Based on the accuracy of 0.854 on the test set, the model seems to perform generally well. In addition, the confusion matrix shows strong rightfully predictions for the diagonal. The most significant errors occur for the model predicting bus, while in reality it was actually taxi or cycling. I assume this is caused by for people often dynamically switching between those three options when having to make a similar choice.

#### 4.1. Benchmark scenario: create a new dataframe containing only trips with a destination in region C. Predict the mode shares for these trips, using your trained model. Use the *predict_proba* function from sk-learn (why should you NOT use the *predict* function in this case?)

In [None]:
X_regionC = X[X['Region_C']==1]
X_regionC

In [None]:
X_scaled_regionC = scaler.transform(X_regionC)

In [None]:
Y_pred_gs_regionC = mlp_gs.predict_proba(X_scaled_regionC)
Y_pred_gs_regionC

You should not use predict as opposed to predict_proba as the first reduces a lot of insights when compared with the latter because it provides insights in the distribution and (un)certainty of a certain prediction, which information you would lose when using predict to obtain a single class value prediction.

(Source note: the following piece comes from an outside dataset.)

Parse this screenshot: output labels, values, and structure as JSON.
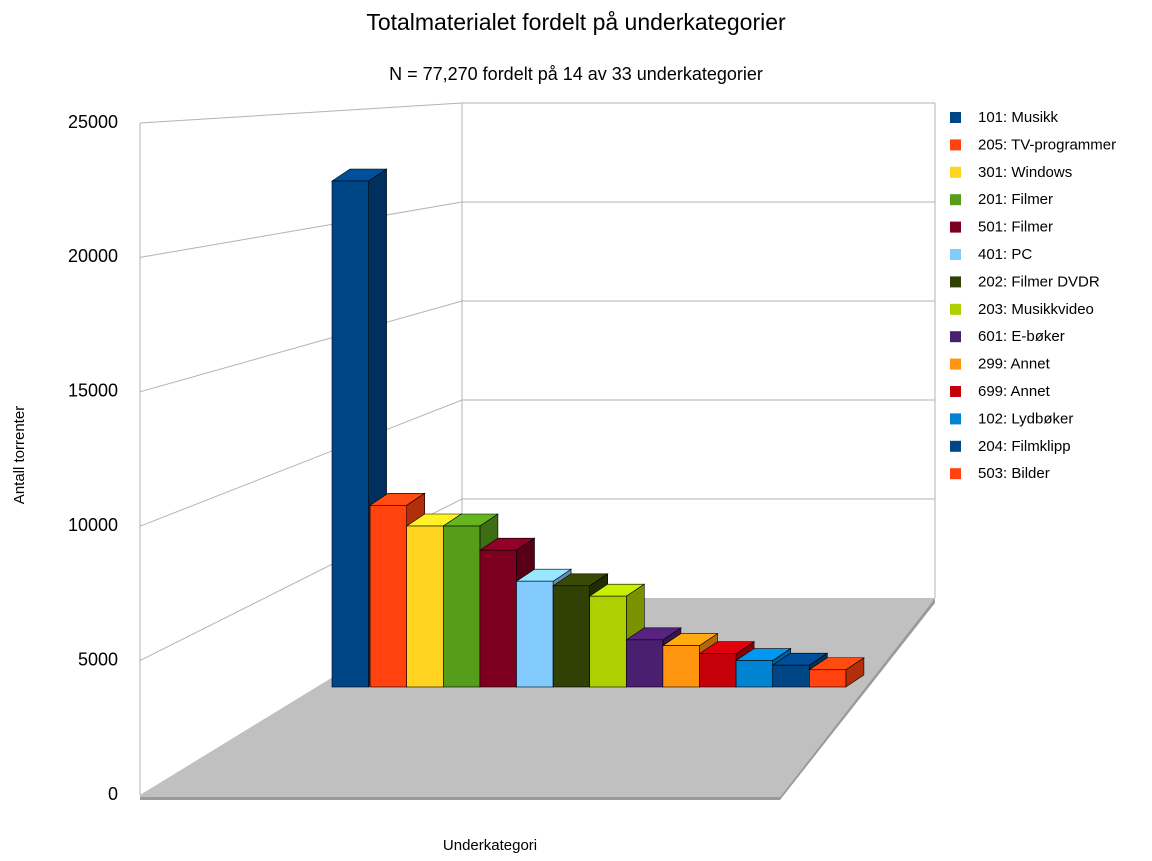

#### 4.2. Car-ban scenario: in the dataset created in 4.1 set *avail_car* to zero. Use your trained model to predict the modes. (**Remember to scale the data with the scaler created for training the model**).


In [None]:
X_regionC_availcar0 = X_regionC
X_regionC_availcar0['avail_car'].values[:] = 0
X_regionC_availcar0

In [None]:
X_scaled_regionC_availcar0 = scaler.transform(X_regionC_availcar0)

In [None]:
Y_pred_gs_regionC_availcar0 = mlp_gs.predict_proba(X_scaled_regionC_availcar0)
Y_pred_gs_regionC_availcar0

#### 4.3. Compare your results. That is, analyse how mode shares have changed as a result of the car-ban policy. Create a visualisation representing the shift in mode shares. By which mode have car trips most often been substituted?

In [None]:
average_mode_Y_pred_gs_regionC = np.mean(Y_pred_gs_regionC, axis=0)
average_mode_Y_pred_gs_regionC_availcar0 = np.mean(Y_pred_gs_regionC_availcar0, axis=0)

In [None]:
average_mode_change = abs(average_mode_Y_pred_gs_regionC_availcar0 - average_mode_Y_pred_gs_regionC)
average_mode_change_without_car = np.delete(average_mode_change, 0)
average_mode_change_without_car

In [None]:
labels = ['Bus', 'Rail', 'Taxi', 'Cycling', 'Walking']

plt.pie(average_mode_change_without_car, labels=labels)
plt.show

It is clearly visible that a car ban has resulted in the biggest substitution of cars by bus

#### 4.3.Reflect on your analysis: <br> 
`A` Do you think your analysis and results are meaningful? Why/why not? <br> 
`B` What are the main limitations of your analysis?

Yes, I think the analysis and resluts are meaningful as there was enough balanced (real captured) data available for the model to learn the "normal" situation and be able to predict the consequences of policy changes.

The biggest limitation is that a full car ban in region C would have people probably rethink their transport options again, which is now not included in the dataset and therefore the neural network model.